In terms of whether we have been able to capture data as to whether that strategy has been successful, we certainly have made every effort to capture that data. But the reality is that when clients join our organization we don’t ask them to check a box to tell us whether or not they are from the LGBT community.
So, what we do rely on is focus-group type data that comes from third-party organizations that show us that when members of the LGBT community are asked which one of the Big-Five banks in Canada best represents them TD is at the top of the list. And I believe that’s because our strategy has come from not just supporting large scale events like Pride, but also because we are out in the community supporting grassroots organizations and events. Not just paying for the right to display our brand, but actively supporting, showing up and helping these organizations grow.

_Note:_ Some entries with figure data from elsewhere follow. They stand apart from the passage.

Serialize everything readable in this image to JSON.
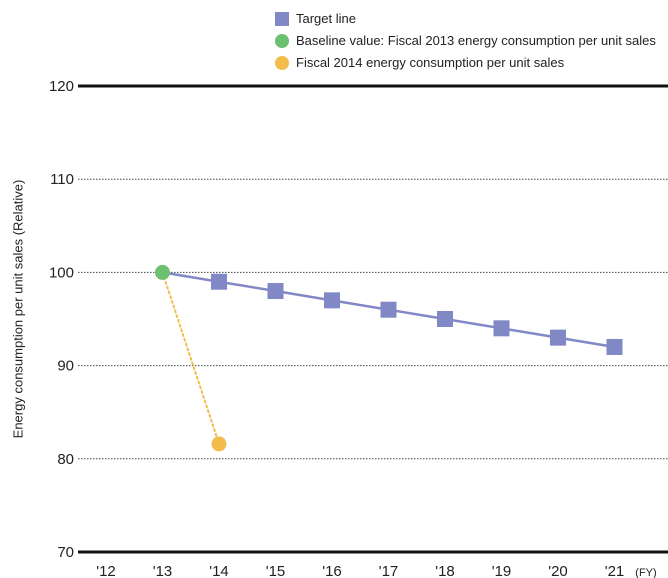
{
  "chart_data": {
    "type": "line",
    "ylabel": "Energy consumption per unit sales (Relative)",
    "xunit": "(FY)",
    "ylim": [
      70,
      120
    ],
    "yticks": [
      70,
      80,
      90,
      100,
      110,
      120
    ],
    "categories": [
      "'12",
      "'13",
      "'14",
      "'15",
      "'16",
      "'17",
      "'18",
      "'19",
      "'20",
      "'21"
    ],
    "legend_position": "top-right",
    "series": [
      {
        "name": "Target line",
        "marker": "square",
        "line": "solid",
        "color": "#8088c6",
        "points": [
          {
            "x": "'13",
            "y": 100
          },
          {
            "x": "'14",
            "y": 99
          },
          {
            "x": "'15",
            "y": 98
          },
          {
            "x": "'16",
            "y": 97
          },
          {
            "x": "'17",
            "y": 96
          },
          {
            "x": "'18",
            "y": 95
          },
          {
            "x": "'19",
            "y": 94
          },
          {
            "x": "'20",
            "y": 93
          },
          {
            "x": "'21",
            "y": 92
          }
        ]
      },
      {
        "name": "Baseline value: Fiscal 2013 energy consumption per unit sales",
        "marker": "circle",
        "color": "#6cc070",
        "points": [
          {
            "x": "'13",
            "y": 100
          }
        ]
      },
      {
        "name": "Fiscal 2014 energy consumption per unit sales",
        "marker": "circle",
        "line": "dotted",
        "color": "#f3bd4d",
        "points": [
          {
            "x": "'13",
            "y": 100
          },
          {
            "x": "'14",
            "y": 81.6
          }
        ]
      }
    ]
  }
}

TD is planning to grow its wealth management business in the US; do you expect this strategy will have similar results there?
I think that our diversity strategy in general helps position us very well in communities across North America. At the end of the day this is about creating a more inclusive and productive workplace. Our commitment to diversity isn’t just about ‘being the right thing to do,’ it’s critical to being a leading North American bank.
There has been some discussion that there are some particular sensitivities when dealing with same-sex female couples. That while male couples tend to be two high income earners with no kids, and are a targeted clientele, lesbian couples are more likely to adopt or have their own children.
I’m very hesitant to make those broad-based generalizations. Whether you are dealing with a same-sex male couple that has two good incomes, is different with dealing with same-sex female couples with two good incomes, or dealing with a heterosexual couple with two good incomes and no children, the underlying issues, planning strategies and solutions aren’t a lot different. It’s my experience at the end of the day, all clients – regardless of sexuality, race, gender or whether they are married or single – they simply want an advisor who’s open to knowing them and understanding their needs.